Start with subtitles

By: Samuel Smith, Columnist

Subtitles, or closed captioning, are a great invention. Whether you’re hard of hearing, learned English as a second (or third) language, have sensory processing disorder, or you simply learn better reading, subtitles are amazing. Why aren’t they used more often?

Think about glasses, a fairly recent invention. Before glasses and contacts, many people struggled in day to day life. If you live with glasses, imagine living without them, and all the things you’d be unable to do. Nowadays though, the world is accommodated for people with glasses. Glasses have become fashionable, sometimes even a statement piece. But subtitles only become apparent when a student in the room is registered with Disability Support Services (DSS) and is considered in need of subtitles. While registering with DSS isn’t difficult, it still takes time.

Here’s an idea: use subtitles in class, automatically. Subtitles and closed captioning should be automatically used in every video a class is using. Not only will this assist students with disabilities, it will assist others too.

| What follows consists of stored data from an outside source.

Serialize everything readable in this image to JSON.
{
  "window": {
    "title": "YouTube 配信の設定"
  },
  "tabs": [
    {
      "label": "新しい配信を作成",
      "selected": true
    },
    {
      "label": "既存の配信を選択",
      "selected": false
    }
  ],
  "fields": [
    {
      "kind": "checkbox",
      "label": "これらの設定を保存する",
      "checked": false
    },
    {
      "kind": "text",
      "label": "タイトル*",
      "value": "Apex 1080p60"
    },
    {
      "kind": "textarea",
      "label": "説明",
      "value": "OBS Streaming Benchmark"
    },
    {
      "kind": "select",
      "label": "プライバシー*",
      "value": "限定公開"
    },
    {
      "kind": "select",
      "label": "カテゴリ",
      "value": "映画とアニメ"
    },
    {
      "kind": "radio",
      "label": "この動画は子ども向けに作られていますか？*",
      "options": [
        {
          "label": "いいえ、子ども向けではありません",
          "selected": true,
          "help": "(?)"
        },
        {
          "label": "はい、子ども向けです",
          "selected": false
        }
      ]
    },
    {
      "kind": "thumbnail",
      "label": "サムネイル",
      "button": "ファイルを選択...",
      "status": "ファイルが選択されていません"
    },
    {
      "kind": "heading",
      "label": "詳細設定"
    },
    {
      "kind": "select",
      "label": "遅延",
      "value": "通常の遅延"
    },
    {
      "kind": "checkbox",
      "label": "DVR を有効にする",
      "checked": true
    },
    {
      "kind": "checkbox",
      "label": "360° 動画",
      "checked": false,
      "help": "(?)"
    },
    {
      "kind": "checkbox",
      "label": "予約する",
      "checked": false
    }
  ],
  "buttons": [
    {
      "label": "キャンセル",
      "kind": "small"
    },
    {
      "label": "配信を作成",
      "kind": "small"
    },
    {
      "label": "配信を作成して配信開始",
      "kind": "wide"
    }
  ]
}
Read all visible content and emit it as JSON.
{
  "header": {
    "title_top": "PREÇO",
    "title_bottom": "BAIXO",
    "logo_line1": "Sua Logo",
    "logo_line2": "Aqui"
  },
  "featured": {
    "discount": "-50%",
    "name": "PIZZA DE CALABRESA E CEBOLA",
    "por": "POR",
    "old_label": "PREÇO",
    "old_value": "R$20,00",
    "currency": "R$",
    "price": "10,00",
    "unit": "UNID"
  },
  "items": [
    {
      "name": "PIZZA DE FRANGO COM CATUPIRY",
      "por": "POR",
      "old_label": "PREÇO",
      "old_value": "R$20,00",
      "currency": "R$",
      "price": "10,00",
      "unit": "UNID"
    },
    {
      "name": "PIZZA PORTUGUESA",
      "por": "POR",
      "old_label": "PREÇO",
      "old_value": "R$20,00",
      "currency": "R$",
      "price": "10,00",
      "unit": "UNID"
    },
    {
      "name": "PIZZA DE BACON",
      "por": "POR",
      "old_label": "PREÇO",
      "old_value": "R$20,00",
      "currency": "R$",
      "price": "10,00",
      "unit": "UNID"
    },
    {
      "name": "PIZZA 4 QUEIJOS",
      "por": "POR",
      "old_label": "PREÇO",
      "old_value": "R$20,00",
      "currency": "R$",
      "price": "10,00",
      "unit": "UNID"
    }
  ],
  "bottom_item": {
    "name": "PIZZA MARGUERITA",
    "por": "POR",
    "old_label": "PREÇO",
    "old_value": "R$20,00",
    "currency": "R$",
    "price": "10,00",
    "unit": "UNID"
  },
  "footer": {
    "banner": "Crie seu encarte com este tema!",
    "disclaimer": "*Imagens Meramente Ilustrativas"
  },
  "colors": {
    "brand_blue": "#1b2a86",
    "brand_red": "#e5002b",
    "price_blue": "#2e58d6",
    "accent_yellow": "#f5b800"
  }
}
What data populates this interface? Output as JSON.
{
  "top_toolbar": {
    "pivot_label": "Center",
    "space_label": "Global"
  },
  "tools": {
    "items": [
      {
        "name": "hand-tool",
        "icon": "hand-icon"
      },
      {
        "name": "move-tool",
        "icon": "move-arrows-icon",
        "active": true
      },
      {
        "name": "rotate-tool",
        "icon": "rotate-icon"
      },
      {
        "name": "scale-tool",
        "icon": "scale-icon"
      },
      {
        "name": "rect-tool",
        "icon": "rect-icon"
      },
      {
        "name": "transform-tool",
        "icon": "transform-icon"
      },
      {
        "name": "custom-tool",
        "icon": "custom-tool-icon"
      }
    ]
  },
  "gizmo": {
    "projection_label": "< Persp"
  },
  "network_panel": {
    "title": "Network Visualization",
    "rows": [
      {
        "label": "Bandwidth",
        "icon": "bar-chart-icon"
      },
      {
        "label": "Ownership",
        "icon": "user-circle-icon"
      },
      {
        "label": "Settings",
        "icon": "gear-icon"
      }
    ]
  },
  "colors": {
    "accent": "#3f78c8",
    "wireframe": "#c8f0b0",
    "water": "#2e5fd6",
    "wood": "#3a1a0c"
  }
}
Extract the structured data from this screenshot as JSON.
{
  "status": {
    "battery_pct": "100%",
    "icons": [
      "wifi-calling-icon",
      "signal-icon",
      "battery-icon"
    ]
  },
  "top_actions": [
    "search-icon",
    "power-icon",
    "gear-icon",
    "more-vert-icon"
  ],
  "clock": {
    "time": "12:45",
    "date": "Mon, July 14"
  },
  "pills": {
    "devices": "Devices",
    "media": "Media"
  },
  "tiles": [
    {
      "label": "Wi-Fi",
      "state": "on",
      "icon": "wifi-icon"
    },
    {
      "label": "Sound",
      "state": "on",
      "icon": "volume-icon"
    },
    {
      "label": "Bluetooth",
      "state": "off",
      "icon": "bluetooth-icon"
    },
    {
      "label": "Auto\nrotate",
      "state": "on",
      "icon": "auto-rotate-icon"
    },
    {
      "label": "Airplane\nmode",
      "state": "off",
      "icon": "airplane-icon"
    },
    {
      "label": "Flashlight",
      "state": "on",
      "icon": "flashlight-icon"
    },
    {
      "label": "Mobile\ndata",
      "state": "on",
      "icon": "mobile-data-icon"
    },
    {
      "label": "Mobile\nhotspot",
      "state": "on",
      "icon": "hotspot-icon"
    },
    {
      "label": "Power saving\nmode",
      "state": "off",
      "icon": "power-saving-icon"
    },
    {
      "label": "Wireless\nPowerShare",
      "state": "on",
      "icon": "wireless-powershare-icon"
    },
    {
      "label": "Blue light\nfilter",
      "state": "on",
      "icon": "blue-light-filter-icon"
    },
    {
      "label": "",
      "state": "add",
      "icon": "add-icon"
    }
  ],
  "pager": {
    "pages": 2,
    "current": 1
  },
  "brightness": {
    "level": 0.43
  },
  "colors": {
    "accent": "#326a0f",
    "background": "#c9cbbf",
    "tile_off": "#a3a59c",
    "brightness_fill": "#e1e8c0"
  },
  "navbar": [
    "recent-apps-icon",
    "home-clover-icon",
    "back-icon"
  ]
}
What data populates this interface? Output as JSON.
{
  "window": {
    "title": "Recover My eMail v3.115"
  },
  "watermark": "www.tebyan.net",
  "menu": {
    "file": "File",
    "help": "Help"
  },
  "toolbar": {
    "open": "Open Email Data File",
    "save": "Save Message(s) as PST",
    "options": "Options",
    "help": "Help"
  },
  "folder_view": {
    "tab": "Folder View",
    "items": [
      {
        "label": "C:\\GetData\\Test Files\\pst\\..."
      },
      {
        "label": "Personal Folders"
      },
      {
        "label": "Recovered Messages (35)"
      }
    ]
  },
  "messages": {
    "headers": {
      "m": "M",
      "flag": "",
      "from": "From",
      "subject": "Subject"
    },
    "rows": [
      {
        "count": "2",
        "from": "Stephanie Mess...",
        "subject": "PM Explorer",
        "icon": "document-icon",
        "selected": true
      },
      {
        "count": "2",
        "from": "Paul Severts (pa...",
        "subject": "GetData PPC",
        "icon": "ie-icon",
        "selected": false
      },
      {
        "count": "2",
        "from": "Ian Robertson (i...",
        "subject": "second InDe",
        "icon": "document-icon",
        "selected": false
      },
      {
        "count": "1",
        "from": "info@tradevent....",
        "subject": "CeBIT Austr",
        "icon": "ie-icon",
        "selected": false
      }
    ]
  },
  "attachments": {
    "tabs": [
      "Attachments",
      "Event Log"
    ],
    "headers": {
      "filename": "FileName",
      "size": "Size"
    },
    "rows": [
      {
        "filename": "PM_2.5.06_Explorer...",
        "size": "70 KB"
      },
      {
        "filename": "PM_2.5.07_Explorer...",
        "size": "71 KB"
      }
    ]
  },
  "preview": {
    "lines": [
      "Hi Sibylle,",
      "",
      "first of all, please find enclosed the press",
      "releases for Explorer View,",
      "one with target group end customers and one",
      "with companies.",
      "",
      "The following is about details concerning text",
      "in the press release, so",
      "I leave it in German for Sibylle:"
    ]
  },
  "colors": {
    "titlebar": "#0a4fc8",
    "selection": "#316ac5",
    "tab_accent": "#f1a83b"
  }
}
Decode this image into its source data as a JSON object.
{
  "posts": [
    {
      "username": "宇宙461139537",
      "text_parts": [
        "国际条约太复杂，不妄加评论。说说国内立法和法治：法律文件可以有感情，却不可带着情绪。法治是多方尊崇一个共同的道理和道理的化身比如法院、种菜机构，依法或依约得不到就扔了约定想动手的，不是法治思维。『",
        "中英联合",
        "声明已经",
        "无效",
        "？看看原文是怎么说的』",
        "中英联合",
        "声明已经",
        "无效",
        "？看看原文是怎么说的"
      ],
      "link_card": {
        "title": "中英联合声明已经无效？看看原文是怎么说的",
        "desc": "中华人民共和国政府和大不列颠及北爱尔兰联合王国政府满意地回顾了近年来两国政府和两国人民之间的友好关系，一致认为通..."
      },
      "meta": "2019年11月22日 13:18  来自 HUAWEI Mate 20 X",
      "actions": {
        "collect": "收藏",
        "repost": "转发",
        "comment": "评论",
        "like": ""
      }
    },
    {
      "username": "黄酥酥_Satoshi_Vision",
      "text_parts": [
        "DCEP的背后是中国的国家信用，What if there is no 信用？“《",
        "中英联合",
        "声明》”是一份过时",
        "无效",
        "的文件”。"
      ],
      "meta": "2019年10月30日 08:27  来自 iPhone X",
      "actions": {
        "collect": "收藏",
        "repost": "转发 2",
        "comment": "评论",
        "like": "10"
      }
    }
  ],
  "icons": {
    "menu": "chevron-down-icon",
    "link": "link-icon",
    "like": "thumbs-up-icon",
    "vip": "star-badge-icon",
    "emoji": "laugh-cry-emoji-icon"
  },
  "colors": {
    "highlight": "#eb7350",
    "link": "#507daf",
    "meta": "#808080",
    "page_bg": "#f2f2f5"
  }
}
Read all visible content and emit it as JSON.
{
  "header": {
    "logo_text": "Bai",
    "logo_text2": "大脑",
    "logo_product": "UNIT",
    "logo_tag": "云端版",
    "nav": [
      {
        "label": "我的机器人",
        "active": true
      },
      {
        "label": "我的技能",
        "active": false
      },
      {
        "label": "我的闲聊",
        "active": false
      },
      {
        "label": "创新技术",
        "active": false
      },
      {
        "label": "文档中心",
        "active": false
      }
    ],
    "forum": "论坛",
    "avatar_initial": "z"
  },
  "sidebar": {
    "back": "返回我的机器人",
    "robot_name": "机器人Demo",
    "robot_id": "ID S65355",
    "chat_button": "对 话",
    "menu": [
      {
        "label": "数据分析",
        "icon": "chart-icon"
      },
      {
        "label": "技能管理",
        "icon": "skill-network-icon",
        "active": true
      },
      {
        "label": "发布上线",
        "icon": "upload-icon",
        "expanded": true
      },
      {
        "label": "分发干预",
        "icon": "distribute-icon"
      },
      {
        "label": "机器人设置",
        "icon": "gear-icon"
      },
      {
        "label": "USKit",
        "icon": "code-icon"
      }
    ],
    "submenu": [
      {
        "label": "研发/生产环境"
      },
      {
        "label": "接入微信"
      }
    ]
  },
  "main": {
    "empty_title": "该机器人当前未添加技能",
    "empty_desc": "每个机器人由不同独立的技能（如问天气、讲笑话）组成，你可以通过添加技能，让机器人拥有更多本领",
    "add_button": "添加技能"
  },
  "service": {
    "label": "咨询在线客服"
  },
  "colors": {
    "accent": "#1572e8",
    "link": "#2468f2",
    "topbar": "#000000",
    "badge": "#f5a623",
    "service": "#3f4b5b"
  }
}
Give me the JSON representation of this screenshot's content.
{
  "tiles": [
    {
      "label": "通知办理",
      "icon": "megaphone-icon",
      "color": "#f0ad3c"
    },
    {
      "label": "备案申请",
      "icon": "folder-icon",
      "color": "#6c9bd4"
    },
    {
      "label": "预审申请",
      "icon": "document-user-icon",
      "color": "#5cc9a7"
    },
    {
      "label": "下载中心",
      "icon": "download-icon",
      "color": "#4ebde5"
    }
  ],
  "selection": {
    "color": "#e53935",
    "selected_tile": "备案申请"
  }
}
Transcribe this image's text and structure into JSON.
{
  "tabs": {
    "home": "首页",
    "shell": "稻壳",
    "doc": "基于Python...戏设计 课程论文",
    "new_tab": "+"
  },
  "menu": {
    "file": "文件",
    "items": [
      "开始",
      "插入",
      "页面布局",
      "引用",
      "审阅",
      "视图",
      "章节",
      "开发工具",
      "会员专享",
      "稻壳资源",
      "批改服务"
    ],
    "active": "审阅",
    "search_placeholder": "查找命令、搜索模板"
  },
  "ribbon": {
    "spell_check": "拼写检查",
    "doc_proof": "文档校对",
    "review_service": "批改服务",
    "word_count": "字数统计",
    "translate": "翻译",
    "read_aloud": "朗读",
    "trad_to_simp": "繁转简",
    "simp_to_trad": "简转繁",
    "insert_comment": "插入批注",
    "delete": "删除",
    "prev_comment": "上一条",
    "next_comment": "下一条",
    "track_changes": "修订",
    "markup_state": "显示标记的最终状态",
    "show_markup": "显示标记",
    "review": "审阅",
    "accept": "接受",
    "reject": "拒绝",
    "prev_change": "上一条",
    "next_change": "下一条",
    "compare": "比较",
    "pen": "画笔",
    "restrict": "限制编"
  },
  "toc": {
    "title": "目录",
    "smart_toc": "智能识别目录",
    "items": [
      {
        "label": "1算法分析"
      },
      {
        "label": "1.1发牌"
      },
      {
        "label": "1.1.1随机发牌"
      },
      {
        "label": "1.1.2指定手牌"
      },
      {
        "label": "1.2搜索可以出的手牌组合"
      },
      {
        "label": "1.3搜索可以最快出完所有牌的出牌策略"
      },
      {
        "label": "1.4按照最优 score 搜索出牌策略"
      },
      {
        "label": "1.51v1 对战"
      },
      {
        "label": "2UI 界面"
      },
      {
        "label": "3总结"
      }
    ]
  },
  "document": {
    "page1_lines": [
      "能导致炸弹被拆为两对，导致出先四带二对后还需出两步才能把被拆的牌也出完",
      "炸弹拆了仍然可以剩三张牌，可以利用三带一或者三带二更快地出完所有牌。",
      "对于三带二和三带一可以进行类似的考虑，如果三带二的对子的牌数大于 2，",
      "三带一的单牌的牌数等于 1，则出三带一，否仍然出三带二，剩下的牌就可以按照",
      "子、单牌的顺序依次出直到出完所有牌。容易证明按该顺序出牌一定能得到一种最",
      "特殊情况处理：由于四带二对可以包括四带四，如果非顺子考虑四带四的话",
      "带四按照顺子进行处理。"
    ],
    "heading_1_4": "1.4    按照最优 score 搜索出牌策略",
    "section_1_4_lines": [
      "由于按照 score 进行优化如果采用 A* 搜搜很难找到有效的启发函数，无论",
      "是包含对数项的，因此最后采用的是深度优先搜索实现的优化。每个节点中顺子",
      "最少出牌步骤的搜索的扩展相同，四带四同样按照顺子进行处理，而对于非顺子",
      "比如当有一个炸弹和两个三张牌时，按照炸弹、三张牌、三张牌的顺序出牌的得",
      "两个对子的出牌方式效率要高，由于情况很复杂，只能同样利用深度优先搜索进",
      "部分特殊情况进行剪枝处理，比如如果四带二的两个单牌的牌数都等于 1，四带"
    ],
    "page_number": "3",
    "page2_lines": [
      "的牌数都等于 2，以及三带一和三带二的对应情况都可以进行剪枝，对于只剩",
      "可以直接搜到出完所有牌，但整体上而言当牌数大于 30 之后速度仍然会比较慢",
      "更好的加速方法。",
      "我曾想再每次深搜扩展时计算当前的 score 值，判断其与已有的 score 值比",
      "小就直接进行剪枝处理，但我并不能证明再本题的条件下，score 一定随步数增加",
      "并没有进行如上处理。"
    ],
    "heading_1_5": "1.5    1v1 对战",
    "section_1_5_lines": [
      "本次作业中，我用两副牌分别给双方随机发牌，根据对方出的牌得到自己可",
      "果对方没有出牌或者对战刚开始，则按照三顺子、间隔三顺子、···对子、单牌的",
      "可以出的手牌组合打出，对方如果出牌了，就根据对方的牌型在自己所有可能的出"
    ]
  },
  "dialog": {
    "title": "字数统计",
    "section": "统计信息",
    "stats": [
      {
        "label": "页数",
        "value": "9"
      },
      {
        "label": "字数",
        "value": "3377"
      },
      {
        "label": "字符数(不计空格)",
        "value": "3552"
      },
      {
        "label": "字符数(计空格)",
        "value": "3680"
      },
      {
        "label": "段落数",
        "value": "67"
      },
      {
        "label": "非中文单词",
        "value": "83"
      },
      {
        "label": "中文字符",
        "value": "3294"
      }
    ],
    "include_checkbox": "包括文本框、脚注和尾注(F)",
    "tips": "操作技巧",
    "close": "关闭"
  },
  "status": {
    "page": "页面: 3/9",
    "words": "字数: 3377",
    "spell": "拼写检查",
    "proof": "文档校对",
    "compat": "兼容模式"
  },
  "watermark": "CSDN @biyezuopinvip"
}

Imagine a world where subtitles are considered normal. Where movie theaters, schools, and offices use subtitles automatically. Imagine if all videos shown in class included subtitles. Imagine how great that would be for subtitles to be normalized.

Now imagine this for every disability. Imagine there being ramps where there are stairs everywhere, spaces large enough to accommodate wheelchairs or medical devices, more access to celiac-friendly food, or spaces for neurodivergent people to decompress if overstimulated. Imagine how much better of a world it’d be. You may not notice a difference, but to those of us with disabilities, it makes all the difference in the world. But let’s start with something simple and easy to implement – subtitles.